New Study from the Brookings Institution links Housing Inequality with the Education Gap

The Brookings Institution released a new report today titled “Housing Costs, Zoning, and Access to High-Scoring Schools.”  The report illustrates that housing costs around higher performing schools are, on average, 2.4 times higher than housing costs surrounding low-performing schools.  In New York, this discrepancy is even greater– housing is a whopping 3.1 times higher near high-performing schools than low-performing ones.

At no surprise, this disparity demonstrates not only class divides, but also racial divides.  Black and Hispanic children are much more likely to live in more affordable (i.e. cheaper) housing, and attend lower performing schools.  Access to schools, therefore, is not explicitly based on class and race, but it is constrained by affordability.  The report states that

the housing-cost gaps between neighborhoods with high-scoring and low-scoring schools revealed here confirm that it is financially impossible for many working-poor families to access high-scoring schools in the absence of lottery systems or other aggressive district efforts to integrate schools. For many families, it would be cheaper to send a child to a parochial or even more expensive private school than to move into the attendance zone of a high-scoring school.

The report points out that discriminatory and anti-density zoning laws further contribute to segregation in neighborhoods, and subsequently in school systems.  In order to truly integrate school systems and narrow the education gap, it is crucial to maintain fair housing policies and allow for the expansion of affordable housing in all neighborhoods.  Furthermore, the report advocates systems in which school access is not based solely on geographic proximity.

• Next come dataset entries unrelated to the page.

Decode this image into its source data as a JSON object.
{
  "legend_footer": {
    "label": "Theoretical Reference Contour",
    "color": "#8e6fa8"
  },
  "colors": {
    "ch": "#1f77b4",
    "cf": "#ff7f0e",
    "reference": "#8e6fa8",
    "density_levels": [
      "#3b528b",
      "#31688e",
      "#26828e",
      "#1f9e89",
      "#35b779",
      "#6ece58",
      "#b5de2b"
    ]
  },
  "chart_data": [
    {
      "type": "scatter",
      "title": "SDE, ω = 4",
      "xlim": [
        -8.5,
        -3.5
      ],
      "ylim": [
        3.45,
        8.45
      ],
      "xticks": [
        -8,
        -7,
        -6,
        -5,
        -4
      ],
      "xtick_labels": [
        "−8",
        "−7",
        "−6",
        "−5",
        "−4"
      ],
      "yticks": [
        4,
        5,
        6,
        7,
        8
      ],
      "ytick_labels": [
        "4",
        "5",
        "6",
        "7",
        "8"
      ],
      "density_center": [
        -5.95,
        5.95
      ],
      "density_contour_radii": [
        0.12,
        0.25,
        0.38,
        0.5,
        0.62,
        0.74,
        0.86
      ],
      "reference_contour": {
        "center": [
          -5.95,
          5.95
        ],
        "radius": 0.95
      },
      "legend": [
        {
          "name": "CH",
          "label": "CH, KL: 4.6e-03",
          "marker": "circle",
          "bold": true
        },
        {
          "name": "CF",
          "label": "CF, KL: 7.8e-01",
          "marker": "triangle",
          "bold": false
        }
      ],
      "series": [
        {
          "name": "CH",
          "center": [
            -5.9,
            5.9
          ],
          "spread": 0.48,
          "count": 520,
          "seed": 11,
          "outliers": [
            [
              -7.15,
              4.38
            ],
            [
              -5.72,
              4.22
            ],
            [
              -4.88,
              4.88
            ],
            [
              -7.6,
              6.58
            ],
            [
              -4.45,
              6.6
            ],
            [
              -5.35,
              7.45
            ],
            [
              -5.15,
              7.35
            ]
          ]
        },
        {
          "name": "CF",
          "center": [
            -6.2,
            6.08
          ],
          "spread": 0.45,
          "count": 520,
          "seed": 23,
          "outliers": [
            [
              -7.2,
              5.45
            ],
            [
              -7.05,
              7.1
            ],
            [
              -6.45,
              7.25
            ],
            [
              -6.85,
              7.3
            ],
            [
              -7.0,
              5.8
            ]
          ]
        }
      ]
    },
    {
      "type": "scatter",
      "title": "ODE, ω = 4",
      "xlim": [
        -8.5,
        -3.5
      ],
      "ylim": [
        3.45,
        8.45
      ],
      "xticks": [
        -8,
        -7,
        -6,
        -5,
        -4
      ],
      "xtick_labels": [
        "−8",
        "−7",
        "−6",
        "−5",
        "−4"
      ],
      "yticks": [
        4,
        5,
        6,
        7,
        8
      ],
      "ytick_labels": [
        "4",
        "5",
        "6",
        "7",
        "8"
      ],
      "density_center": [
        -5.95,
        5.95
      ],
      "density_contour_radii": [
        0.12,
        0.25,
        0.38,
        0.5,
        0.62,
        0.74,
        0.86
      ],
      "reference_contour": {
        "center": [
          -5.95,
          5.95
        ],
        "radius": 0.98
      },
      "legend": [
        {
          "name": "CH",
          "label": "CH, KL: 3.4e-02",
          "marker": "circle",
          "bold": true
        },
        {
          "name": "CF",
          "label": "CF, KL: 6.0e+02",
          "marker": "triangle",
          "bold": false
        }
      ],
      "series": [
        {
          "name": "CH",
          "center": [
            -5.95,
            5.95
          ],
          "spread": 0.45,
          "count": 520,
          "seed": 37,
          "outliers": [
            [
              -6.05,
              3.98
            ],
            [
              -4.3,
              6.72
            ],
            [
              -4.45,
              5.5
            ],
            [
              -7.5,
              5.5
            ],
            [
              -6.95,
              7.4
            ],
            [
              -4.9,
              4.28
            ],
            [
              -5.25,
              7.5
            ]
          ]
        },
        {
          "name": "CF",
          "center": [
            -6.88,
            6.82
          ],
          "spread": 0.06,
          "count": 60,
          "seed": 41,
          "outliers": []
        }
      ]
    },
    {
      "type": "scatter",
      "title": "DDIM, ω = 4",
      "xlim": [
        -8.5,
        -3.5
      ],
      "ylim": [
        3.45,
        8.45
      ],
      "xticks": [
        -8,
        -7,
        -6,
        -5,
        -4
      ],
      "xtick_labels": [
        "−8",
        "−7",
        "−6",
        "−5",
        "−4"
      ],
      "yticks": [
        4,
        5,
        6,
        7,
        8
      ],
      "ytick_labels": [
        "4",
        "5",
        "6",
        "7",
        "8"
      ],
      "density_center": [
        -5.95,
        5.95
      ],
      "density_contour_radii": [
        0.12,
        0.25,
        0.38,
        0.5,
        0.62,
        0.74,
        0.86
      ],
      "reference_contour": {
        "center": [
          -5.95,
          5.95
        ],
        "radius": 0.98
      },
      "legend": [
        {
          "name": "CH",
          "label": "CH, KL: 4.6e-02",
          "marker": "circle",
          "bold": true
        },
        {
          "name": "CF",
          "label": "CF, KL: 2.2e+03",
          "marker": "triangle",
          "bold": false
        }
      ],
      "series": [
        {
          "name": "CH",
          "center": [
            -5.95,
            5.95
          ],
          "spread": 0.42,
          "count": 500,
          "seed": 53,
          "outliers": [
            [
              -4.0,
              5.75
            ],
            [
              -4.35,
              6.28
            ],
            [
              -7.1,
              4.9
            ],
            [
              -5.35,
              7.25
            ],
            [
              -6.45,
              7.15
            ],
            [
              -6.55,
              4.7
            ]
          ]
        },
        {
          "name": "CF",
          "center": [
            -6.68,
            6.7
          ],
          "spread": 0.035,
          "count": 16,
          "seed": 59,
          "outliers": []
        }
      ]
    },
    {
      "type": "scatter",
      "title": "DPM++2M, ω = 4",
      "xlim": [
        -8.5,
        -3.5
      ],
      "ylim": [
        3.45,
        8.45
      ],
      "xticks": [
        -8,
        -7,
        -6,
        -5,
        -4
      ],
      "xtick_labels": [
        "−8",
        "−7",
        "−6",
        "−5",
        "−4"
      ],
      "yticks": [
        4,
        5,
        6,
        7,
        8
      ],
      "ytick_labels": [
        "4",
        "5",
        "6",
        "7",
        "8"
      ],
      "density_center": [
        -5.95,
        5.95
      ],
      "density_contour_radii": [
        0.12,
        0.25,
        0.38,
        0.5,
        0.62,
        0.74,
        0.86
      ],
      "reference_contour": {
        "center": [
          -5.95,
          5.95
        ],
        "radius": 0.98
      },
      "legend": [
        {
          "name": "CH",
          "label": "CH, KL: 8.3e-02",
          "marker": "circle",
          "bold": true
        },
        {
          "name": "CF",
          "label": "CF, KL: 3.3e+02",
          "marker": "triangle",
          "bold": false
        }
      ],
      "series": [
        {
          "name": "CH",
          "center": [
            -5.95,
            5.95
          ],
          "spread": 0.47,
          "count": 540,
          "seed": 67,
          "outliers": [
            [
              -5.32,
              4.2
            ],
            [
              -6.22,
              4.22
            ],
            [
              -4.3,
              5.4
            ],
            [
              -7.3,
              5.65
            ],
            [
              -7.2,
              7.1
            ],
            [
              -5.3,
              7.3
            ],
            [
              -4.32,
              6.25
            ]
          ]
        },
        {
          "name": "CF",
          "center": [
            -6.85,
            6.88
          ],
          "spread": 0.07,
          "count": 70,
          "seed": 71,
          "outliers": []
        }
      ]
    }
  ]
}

The research presented in the report show the complexities within social issues, and the underlying reality that seemingly disparate issues are actually quite connected.  While tenants living in the Bronx suffer from poor housing conditions, it is clear they also deal with issues within the education system, higher environmental issues which impact health, and blatant racial and economic segregation.  Through studies like this one, we are able to more fully recognize how policies on one issue impact us all in complex and overlapping ways.